Taste: The sweet red fruits are still up front here, and like with the nose, the traditional corn taste has come up from the background to be solidly represented in the palate. Tart cherry, oak, and vanilla meld nicely with the caramel / brown sugar, but much like a politician after the primaries, I’m noticing a shift toward the middle… I’m mostly getting the same notes, but they’re not quite as ‘in your face’ as the initial tasting. The prominent red fruits are slightly diminished, but still a major part of this candidate’s platform. I found the addition of a little water helped to separate the flavors a bit and brought out the oak and ash, while slightly dulling the fruity portion.
The Burn: I managed to get all my sips to go down the proper pipe this time, so I didn’t deal with any of the burn issues like I did last month after choking on a swig. Standard fare here. Not too hot, not too cool, but juuuust right.
Finish: Smooth and creamy vanilla oak. Any sweetness from the port finish is relatively short lived and reminds me of chewing on a piece of Fruit Stripe bubblegum that loses its flavor after about six chomps. It’s a pleasant finish, but rather short.
Neat, Splash or Rocks: Again, my preference would be to drink this neat, but one of these tastings soon, I AM going to give this a try on the rocks. I think it could work out nicely.

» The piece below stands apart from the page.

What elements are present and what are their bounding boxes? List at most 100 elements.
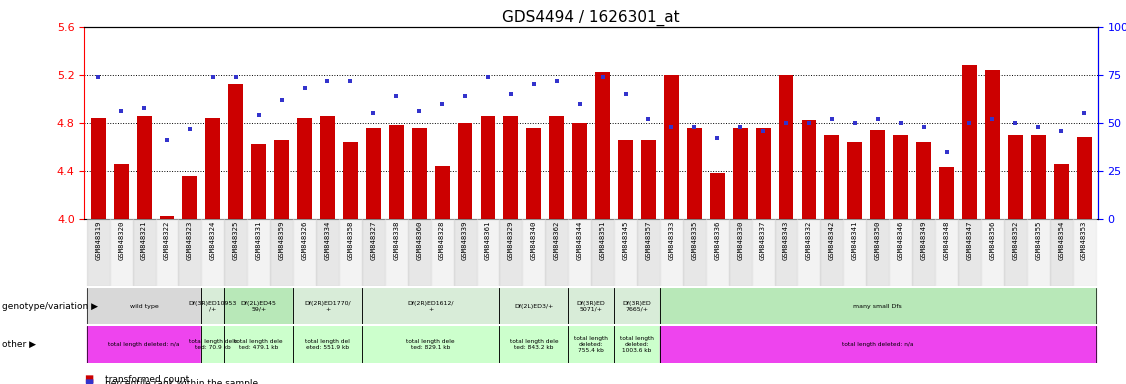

Paired With: For this month’s food pairing, I went with a few slices of sharp cheddar cheese. I love the bite of sharp cheddar, whether by itself, on a cracker, or buried deep inside a stuffed mushroom. While I wouldn’t say these two items necessarily complement each other on the surface, I do like the way they interact on the palate. I cut a few slices of cheese at the beginning of my tasting and by the time I got around to pairing it with the whiskey, it had warmed up to room temperature and softened significantly. For me, this was a good thing, as the oils from the cheese had risen to the surface and helped to coat the mouth and tongue when chewing it. When the sweetness from the bourbon meets the sharpness of the cheddar, it creates a truly unique sweet ashy flavor and, oddly enough, seemed to deepen the flavors of the cheese. Quite nice indeed.
Final Thoughts: I for one am enjoying this bourbon, and from the few comments that came in last month, it seems most everyone likes it as well. Now, I did notice that everyone who left comments last month were scotch drinkers and while bourbon may not be our first choice, the feedback on this particular one has been mostly positive. I did have one bourbon drinker reach out to me with his tasting notes, and for his preference, Angel’s Envy is on the thin side flavor-wise and left him with the feeling that something was lacking compared to the bourbons he typically drinks. But, in the true spirit of exploration, he is anxious to give it another shot and see what a little time does to the profile, which is exactly what this series is all about. Thank you for reading this month’s post, and if there is anything you’d like to add to the conversation, please do so below. Until next month, I wish you well and remind everyone to #drinkcurious. Cheers, friends!